New Delhi: Indian boxing is staring at a crisis of talent due to the ongoing international termination as it has severely damaged the domestic structure which throws up new pugilists, feels the country's first Commonwealth Games gold-medallist and national selector Mohammad Ali Qamar.
Speaking to PTI here on the sidelines of the trials to pick the core group of women boxers for the Commonwealth Games in July-August, Qamar claimed the state of the sport right now is shocking to say the least.
"The termination has been a huge shock for me. It was something that I had not thought, would happen. It is easily the worst phase for Indian boxing. The momentum we achieved after the 2008 Beijing Olympics has been lost," the Arjuna awardee lamented.

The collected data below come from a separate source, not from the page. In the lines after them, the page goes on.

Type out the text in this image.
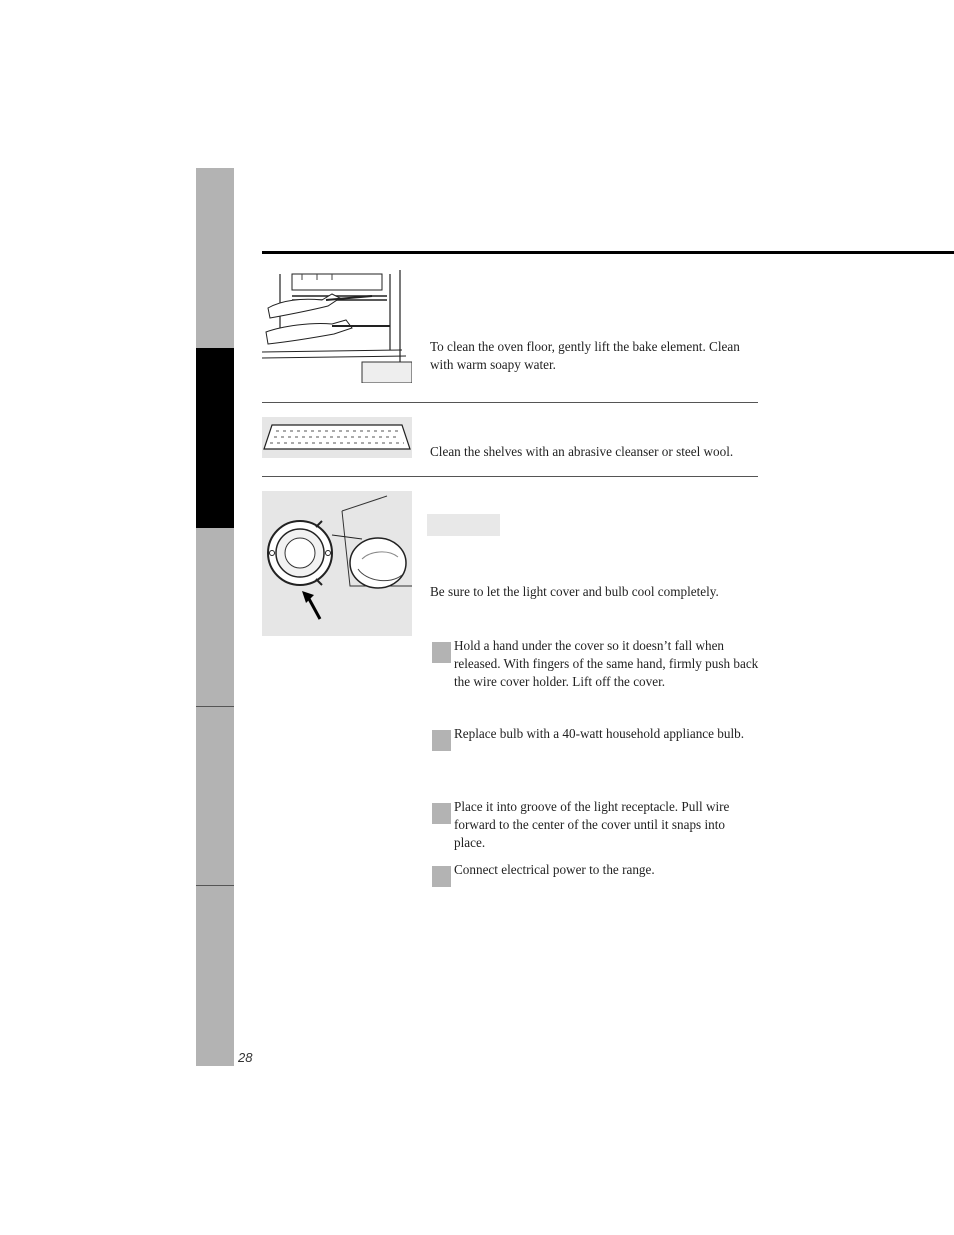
To clean the oven floor, gently lift the bake element. Clean with warm soapy water.

Clean the shelves with an abrasive cleanser or steel wool.

Be sure to let the light cover and bulb cool completely.

Hold a hand under the cover so it doesn’t fall when released. With fingers of the same hand, firmly push back the wire cover holder. Lift off the cover.

Replace bulb with a 40-watt household appliance bulb.

Place it into groove of the light receptacle. Pull wire forward to the center of the cover until it snaps into place.

Connect electrical power to the range.

28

"Due to this suspension, there have been no National Championships for the past two years. So, we have a restricted pool to choose from which means a lot of talent which the Nationals throw up, has remained out of our sight," explained the boxer who rose to national fame by grabbing the light flyweight (48kg) gold at the 2002 Manchester CWG.
"Right now, we have to pick from the boxers who are there in the national camp and perhaps those who have just come out of the youth level. But if we had the Nationals, talent from all across the country would have come on one platform for the selectors to have a look and choose from," he added.
The Indian Amateur Boxing Federation was provisionally suspended back in December 2012 due to "possible manipulation" in its elections that year.
The suspension was upgraded to a termination earlier this year after the International Boxing Association (AIBA) said that it was not satisfied with the progress made by Indian officials in resolving the matter.
Qamar, a quarter-finalist at the World Championships and the Asian Games besides a being national champion in his heydays, felt the matter should never have gone to the world body.
"It should have been sorted here. We should have made the effort to resolve it among us. That would have been better for India because this termination is hurting us.
"Due to this ban, we have not been able to have Nationals, which in my opinion, is a huge setback because if the situation is not resolved soon, we will not have enough talent to choose from," said Qamar.
Qamar, whose promising career was cut short by injury setbacks, also spoke about the recent rule changes made in international boxing.
The changes include male boxers fighting without the protective head guard and a revamped 10-point scoring system which evaluates not just the connected punches but also the overall ring-craft of a pugilist.
"These are excellent changes because boxing was becoming dull due to the previous scoring system which focussed only on connected punches," he said.
"Earlier, the boxers would just hide behind the shell guard after taking a small lead. Now, you have to prove your ability in not just landing punches but overall technique and foot-work. This is a much better and I am sure, it is good for our boxers, who just need greater exposure to adapt to these changes," he elaborated.
Asked whether Indian boxers would be able to match the unprecedented medal count they fetched in the previous edition of the Commonwealth and Asian Games, Qamar said, "They are talented enough to do that but it is sad that they would be competing under such circumstances."